Well, a fairly significant milestone birthday has come and gone in the last few days and I find myself having arrived inside the gates of pensionerdom, as I like it call it. Admittedly, it was a much more pleasant prospect from the sun-drenched mountains and hiking trails of Gran Canaria than it is now back in cold, rainy, storm-torn England and so plans are afoot to get back to doing a bit more travelling in 2024.
For starters, the men’s four majors are all back on my agenda for this season, working for Sirius XM. Last time that happened was 2019 – it seems a million miles away – and the landscape of the men’s professional game has changed unbelievably in that time. That segment of the sport will surely have to work very hard indeed to win back all the fans sickened by the relentless display of greed and entitlement. Hopefully, things will settle down eventually.
First up is, of course, the Masters, the only one of the majors played at the same venue each year. That’s psychologically challenging for the players as the minute they set foot back on the grounds all the old memories, good and bad, coming rushing back, often unbidden. It’s why the police run reconstructions of crimes, sometimes long after the event. Why, last week I revisited some hiking trails from last year and during the walk was even able to recall meeting other hikers at certain points, our conversations and where we might come across a good viewing spot for a lunchtime break. The human brain is just amazing.
Anyway, this is one of the challenges facing one of the blog’s favourites, Rory McIlroy, every time he pitches up at the first major of the year. Back in 2011 he had a four-shot lead going into the final round and appeared to be on the cusp of his first major title. A dodgy, nervy front nine saw his lead reduced to a single shot and his total meltdown started on the 10th tee with a wild tee shot miles left. I’m pretty sure that particular gremlin is there to meet him every year – and will be until the day he manages to make room in his wardrobe for a green jacket.
Coupled with that is that this is the one major the Irishman needs to complete the full set and so become only the sixth player in history to complete the career grand slam. No pressure there then.
The second of the four majors is the PGA Championship, back once again in Louisville, Kentucky at Valhalla Golf Club. Last time I was there the club and city proved incomparable hosts to all the visiting European media and fans for the 2008 Ryder Cup.
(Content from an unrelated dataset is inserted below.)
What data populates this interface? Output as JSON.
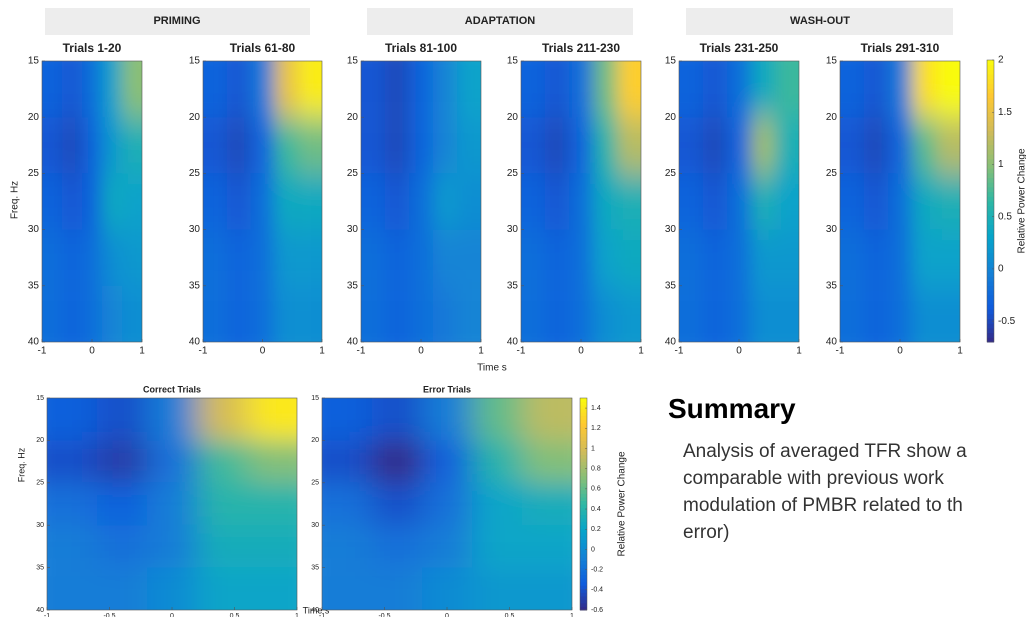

They collectively produced a faultless tournament – unlike the European team, so poorly led by Nick Faldo. Best to draw a veil over that, methinks.
The US Open is back at Pinehurst in North Carolina, a golfing mecca, and America’s equivalent of St Andrews, if you like. It’s where the sister had her first overseas golf assignment as a writer and where she met her husband and so many soon-to-become longstanding friends within the golf industry. Many, many happy memories abound and therefore it was no surprise when she bit my hand off upon being asked would she like to come with me. Hmm, we might even have to extend that trip a little longer than just the working week. Would be rude not to.And then there’s the Open, back at Royal Troon, a really familiar stomping ground for all women amateurs with the renowned Helen Holm tournament being played there every year over the Portland and Old courses. It was also the scene, one year, of me taking thirteen blows at the famous 123-yard 8th hole, the Postage Stamp, in said Helen Holm.
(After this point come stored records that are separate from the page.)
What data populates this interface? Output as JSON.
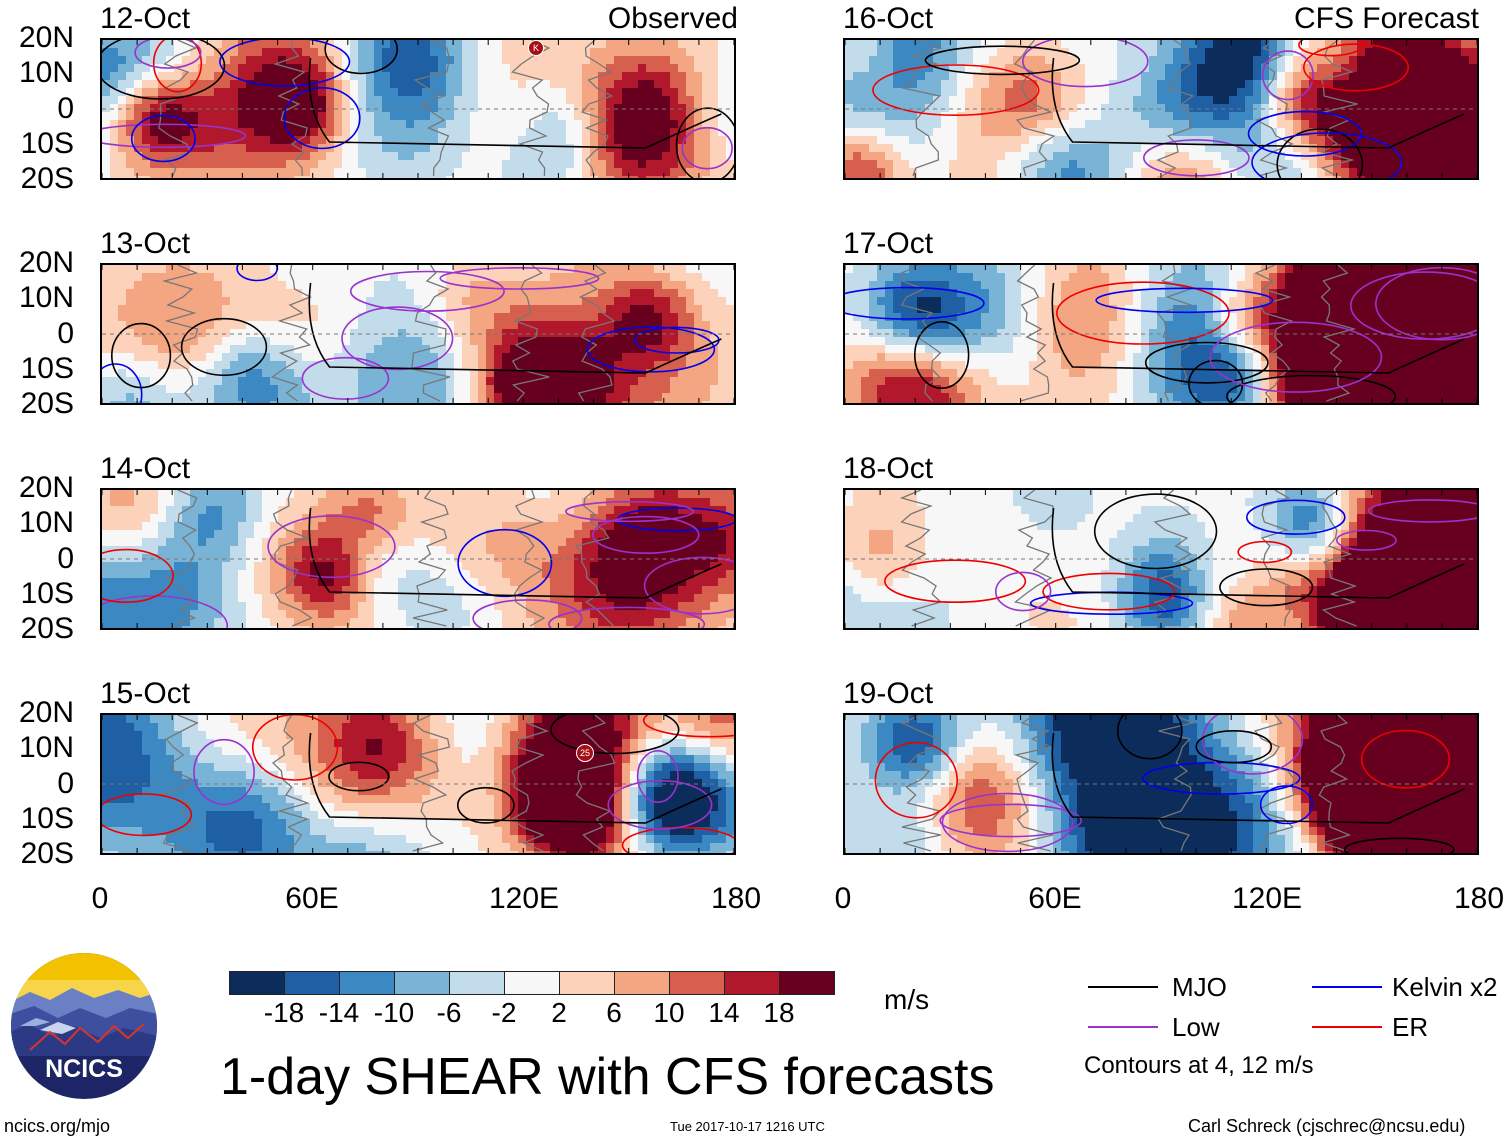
{
  "panels_left": [
    {
      "date": "12-Oct",
      "tag": "Observed",
      "storm": "K"
    },
    {
      "date": "13-Oct",
      "tag": "",
      "storm": ""
    },
    {
      "date": "14-Oct",
      "tag": "",
      "storm": ""
    },
    {
      "date": "15-Oct",
      "tag": "",
      "storm": "25"
    }
  ],
  "panels_right": [
    {
      "date": "16-Oct",
      "tag": "CFS Forecast"
    },
    {
      "date": "17-Oct",
      "tag": ""
    },
    {
      "date": "18-Oct",
      "tag": ""
    },
    {
      "date": "19-Oct",
      "tag": ""
    }
  ],
  "y_labels": [
    "20N",
    "10N",
    "0",
    "10S",
    "20S"
  ],
  "x_labels": [
    "0",
    "60E",
    "120E",
    "180"
  ],
  "colorbar": {
    "ticks": [
      "-18",
      "-14",
      "-10",
      "-6",
      "-2",
      "2",
      "6",
      "10",
      "14",
      "18"
    ],
    "colors": [
      "#0c2c5c",
      "#1f5fa3",
      "#3c88c2",
      "#79b4d7",
      "#c3dcec",
      "#f7f7f7",
      "#fcd2bb",
      "#f4a582",
      "#d6604d",
      "#b2182b",
      "#67001f"
    ],
    "units": "m/s"
  },
  "legend": {
    "items": [
      {
        "label": "MJO",
        "color": "#000000"
      },
      {
        "label": "Kelvin x2",
        "color": "#0000ee"
      },
      {
        "label": "Low",
        "color": "#9a32cd"
      },
      {
        "label": "ER",
        "color": "#ee0000"
      }
    ],
    "contours": "Contours at 4, 12 m/s"
  },
  "title": "1-day SHEAR with CFS forecasts",
  "logo_text": "NCICS",
  "footer": {
    "url": "ncics.org/mjo",
    "timestamp": "Tue 2017-10-17 1216 UTC",
    "author": "Carl Schreck (cjschrec@ncsu.edu)"
  }
}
It was one of those days you could hardly stand up in and I shot +11 on the final day, dropping ten of my shots at that brilliantly designed little terror. [NB +1 for 17 holes on a tough, tough day – ed.] Mum was caddying for me that day and was embarrassed at the hash I was making as I criss-crossed the green visiting several bunkers. Her admonishment to me to “pick the ball up and come on out of that. You’re holding up the whole course” put her in real peril.
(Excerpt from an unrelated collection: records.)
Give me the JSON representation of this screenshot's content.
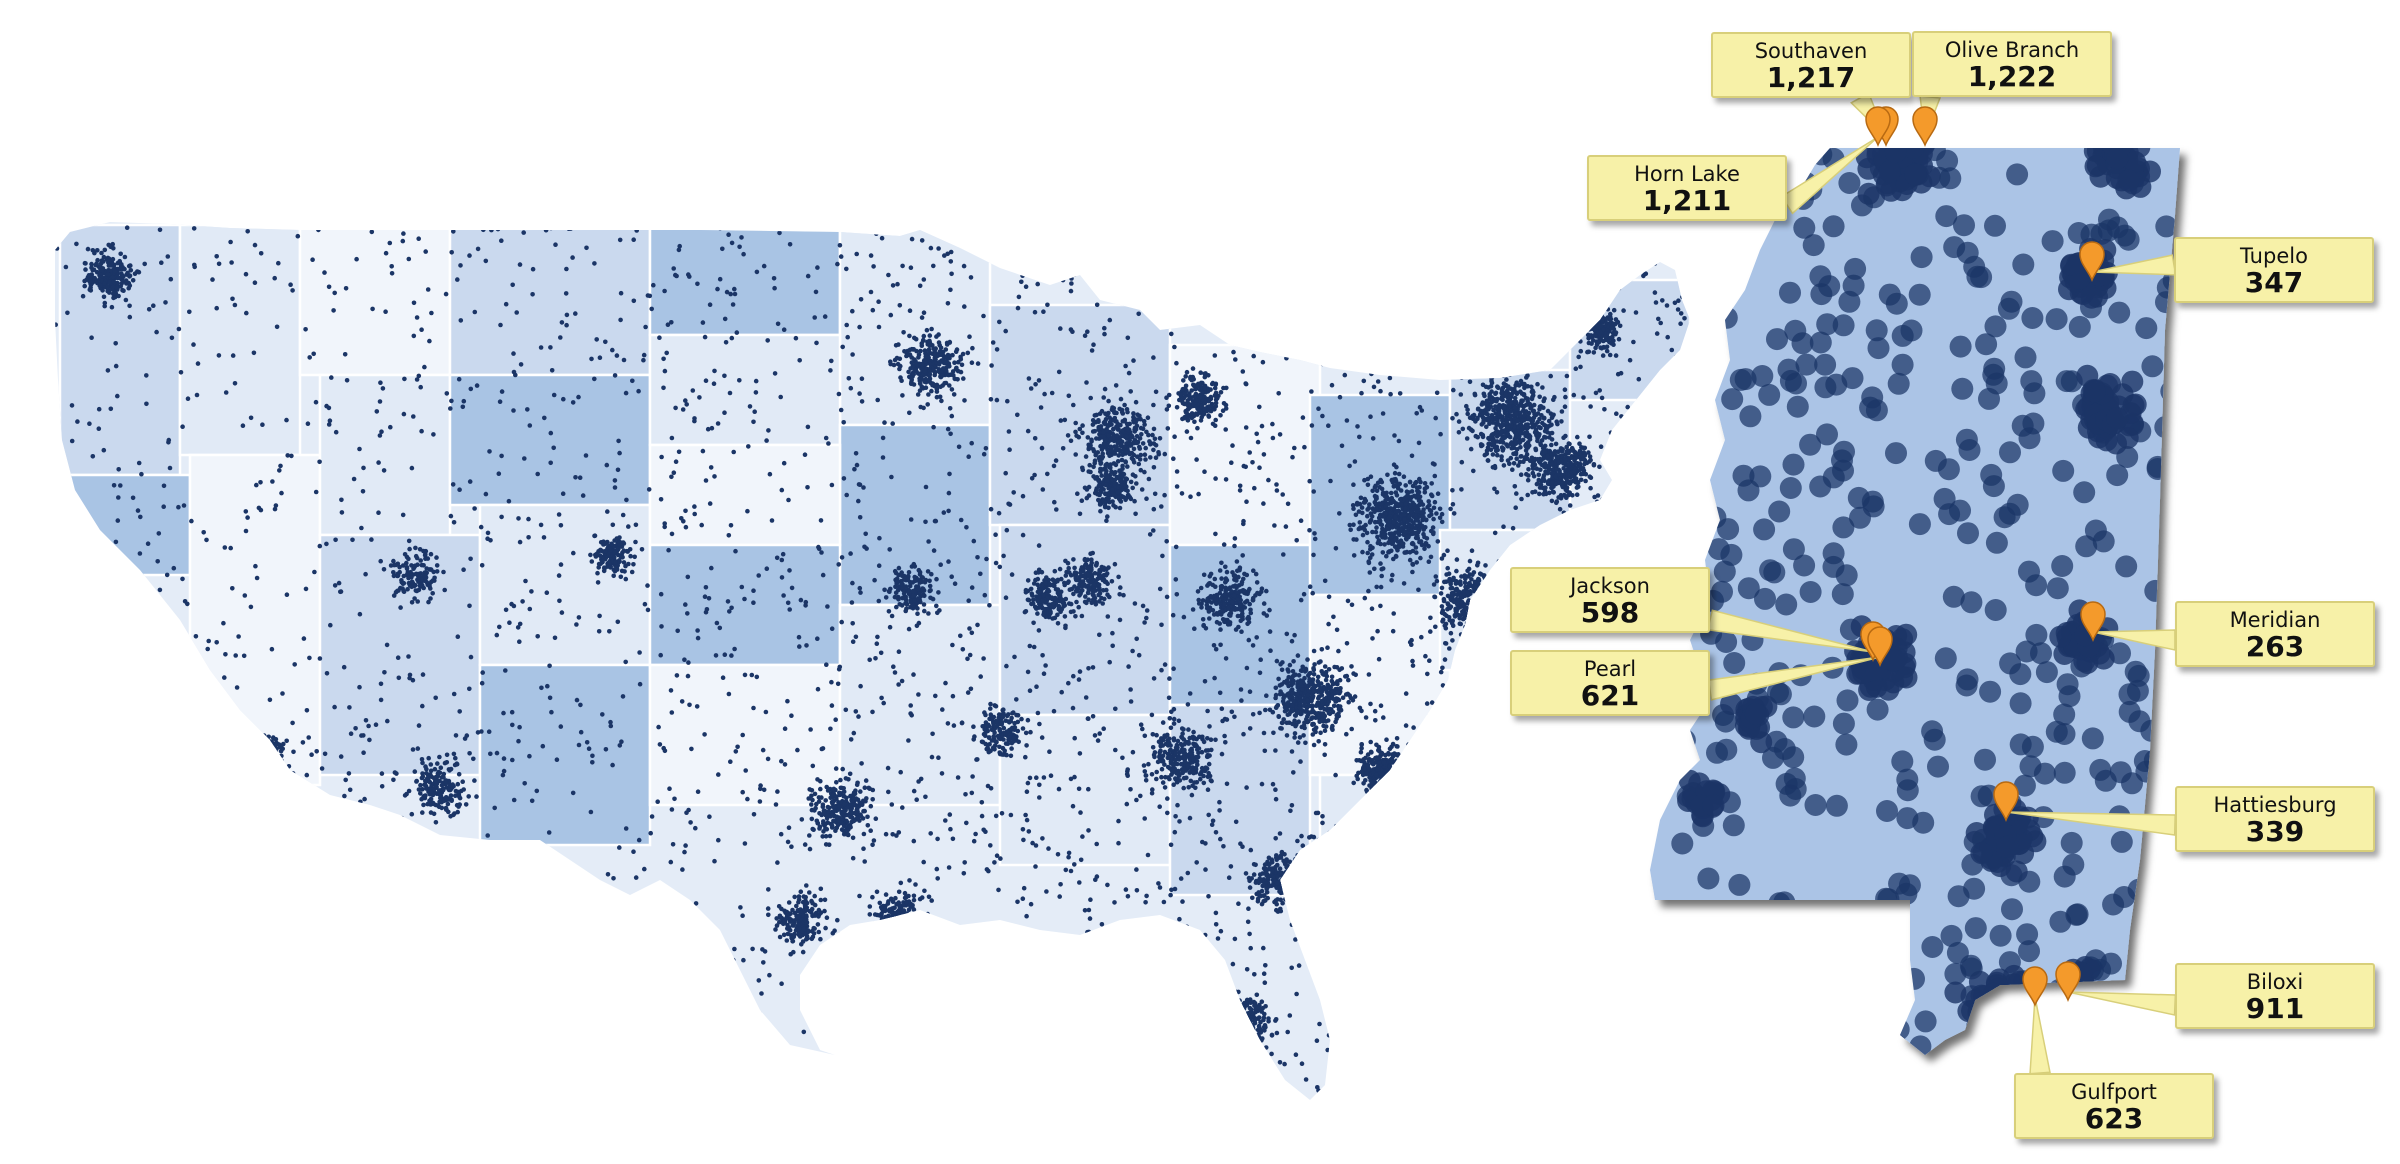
{
  "maps": {
    "us": {
      "name": "contiguous-us-map"
    },
    "ms": {
      "name": "mississippi-map"
    }
  },
  "colors": {
    "background": "#ffffff",
    "state_shades": [
      "#f1f5fb",
      "#e1eaf6",
      "#cad9ee",
      "#a9c4e4"
    ],
    "state_border": "#ffffff",
    "dot": "#1b3566",
    "mississippi_fill": "#abc4e6",
    "pin": "#f49a2b",
    "callout_fill": "#f7f1a8"
  },
  "icons": {
    "marker": "map-pin-icon"
  },
  "callouts": [
    {
      "city": "Southaven",
      "count": "1,217"
    },
    {
      "city": "Olive Branch",
      "count": "1,222"
    },
    {
      "city": "Horn Lake",
      "count": "1,211"
    },
    {
      "city": "Tupelo",
      "count": "347"
    },
    {
      "city": "Jackson",
      "count": "598"
    },
    {
      "city": "Pearl",
      "count": "621"
    },
    {
      "city": "Meridian",
      "count": "263"
    },
    {
      "city": "Hattiesburg",
      "count": "339"
    },
    {
      "city": "Biloxi",
      "count": "911"
    },
    {
      "city": "Gulfport",
      "count": "623"
    }
  ]
}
It was only because I was several feet below ground in a bunker and couldn’t reach her that I didn’t throttle her.Not surprisingly, there was not much chat from there to the clubhouse but over the years that tale became part of the family golf lore and many a laugh we’ve all enjoyed – at my expense, of course!
Finally, already in the diary with accommodation booked and anticipation rising is a trip to attend this year’s Curtis Cup at the end of August at the delightful Sunningdale Golf Club in Ascot. It’s a great contest between the best female amateurs of Great Britain & Ireland and those of the United States and for the first time in the history of the game one of the teams has a professional golfer as captain.
Catriona Matthew, twice a winning Solheim Cup captain, is taking charge – a wonderful move, in my opinion. I was never a fan of limiting that sort of role to amateurs alone, thus cutting yourself off from a wealth of experience and information residing in those who play for a living. We are all golfers, after all – it’s irrelevant to me if you’re amateur or professional. Just get the best for the job – which is exactly what’s happening here.
The match is always a wonderful week, affording us a glimpse of future world beaters and allowing us to wander the fairways (yes, really!) following the matches, renewing acquaintances and friendships made decades past. This is sport at its finest – no monetary or financial gain. There’s simply the pride and pleasure of representing your country. It’s refreshing and uplifting and if men’s professional golf throughout the year hasn’t wised up, it’ll be akin to coming across an oasis in the desert.
It’ll also be the best week of my year.